Why Parallelism Is Central to HPC
A defining feature of HPC is explicit parallelism. Because single-core performance improvements have slowed, further performance increases come mainly from:
- Using more cores per node
- Using more nodes in parallel
- Exploiting specialized accelerators like GPUs
- Using vector instructions within each core
To benefit from HPC systems, applications must be structured to exploit these forms of parallelism. This often requires:
- Identifying independent tasks or data partitions
- Minimizing communication and synchronization between tasks
- Organizing data so that each processing unit can operate efficiently
The details of how this is achieved are addressed in later chapters; here it is enough to note that parallelism is not optional for effective use of HPC resources.
Typical Goals When Using HPC
People turn to HPC to:
- Solve larger problems
Increase the resolution of simulations, use more detailed models, or process more data than would fit on a single machine. - Get results faster
Reduce the wall-clock time from days to hours or minutes, enabling more experimentation and iteration. - Improve accuracy and realism
Use more complex physics, statistics, or models that would otherwise be too expensive computationally. - Explore parameter spaces
Run many variants of a computation (e.g., different initial conditions or model parameters) in parallel. - Enable new science and engineering
Perform experiments in silico that would be impossible, too dangerous, or too expensive in the real world.
Who Uses HPC
HPC is used across many domains, including:
- Physical sciences (physics, chemistry, astronomy, earth sciences)

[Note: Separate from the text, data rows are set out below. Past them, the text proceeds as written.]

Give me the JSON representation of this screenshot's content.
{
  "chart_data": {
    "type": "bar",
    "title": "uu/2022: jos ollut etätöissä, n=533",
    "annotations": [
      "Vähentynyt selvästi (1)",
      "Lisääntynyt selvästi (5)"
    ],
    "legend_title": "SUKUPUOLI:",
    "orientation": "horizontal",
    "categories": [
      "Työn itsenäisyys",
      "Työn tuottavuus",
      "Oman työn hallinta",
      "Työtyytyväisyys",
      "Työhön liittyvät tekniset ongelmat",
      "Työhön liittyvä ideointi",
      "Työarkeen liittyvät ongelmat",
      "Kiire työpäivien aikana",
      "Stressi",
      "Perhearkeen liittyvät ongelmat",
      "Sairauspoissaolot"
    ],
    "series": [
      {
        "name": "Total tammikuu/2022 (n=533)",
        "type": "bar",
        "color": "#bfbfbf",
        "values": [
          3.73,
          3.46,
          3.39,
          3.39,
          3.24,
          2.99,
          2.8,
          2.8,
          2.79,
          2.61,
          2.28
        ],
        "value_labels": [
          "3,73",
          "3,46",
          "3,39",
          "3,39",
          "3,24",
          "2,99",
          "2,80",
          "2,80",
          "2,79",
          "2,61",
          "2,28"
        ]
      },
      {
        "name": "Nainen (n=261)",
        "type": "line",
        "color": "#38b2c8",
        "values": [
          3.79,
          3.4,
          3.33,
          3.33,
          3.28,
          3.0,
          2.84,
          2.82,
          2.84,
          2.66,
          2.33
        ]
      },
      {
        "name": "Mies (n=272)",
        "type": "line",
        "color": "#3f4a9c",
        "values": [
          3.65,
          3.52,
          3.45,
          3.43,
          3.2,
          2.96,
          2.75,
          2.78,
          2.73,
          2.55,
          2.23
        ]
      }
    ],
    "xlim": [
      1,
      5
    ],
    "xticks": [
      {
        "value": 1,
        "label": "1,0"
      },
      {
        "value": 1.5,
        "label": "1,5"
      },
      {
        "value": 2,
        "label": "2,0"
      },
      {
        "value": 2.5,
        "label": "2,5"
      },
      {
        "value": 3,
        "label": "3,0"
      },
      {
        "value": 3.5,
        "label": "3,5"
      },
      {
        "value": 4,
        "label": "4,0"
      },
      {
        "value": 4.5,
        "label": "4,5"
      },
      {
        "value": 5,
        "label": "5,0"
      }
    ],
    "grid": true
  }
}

- Engineering (aerospace, automotive, civil, mechanical)
- Life sciences and medicine (genomics, drug discovery, medical imaging)
- Finance and economics (risk modeling, option pricing)
- Data science and AI (training and deploying large models)
- Public policy and planning (climate impacts, disaster response modeling)
Despite this diversity, users share a common need: they must perform computations beyond the capabilities of ordinary computing resources.
Summary
High-Performance Computing is the practice of using large-scale, parallel computing systems to tackle problems that are too big, too slow, or too complex for standard computers. It relies on:
- Many processors working together in parallel
- Specialized hardware and networks
- Software and algorithms designed to exploit these resources
The rest of this course explains the hardware, software, and programming models that make HPC possible, and how you can use them effectively in your own work.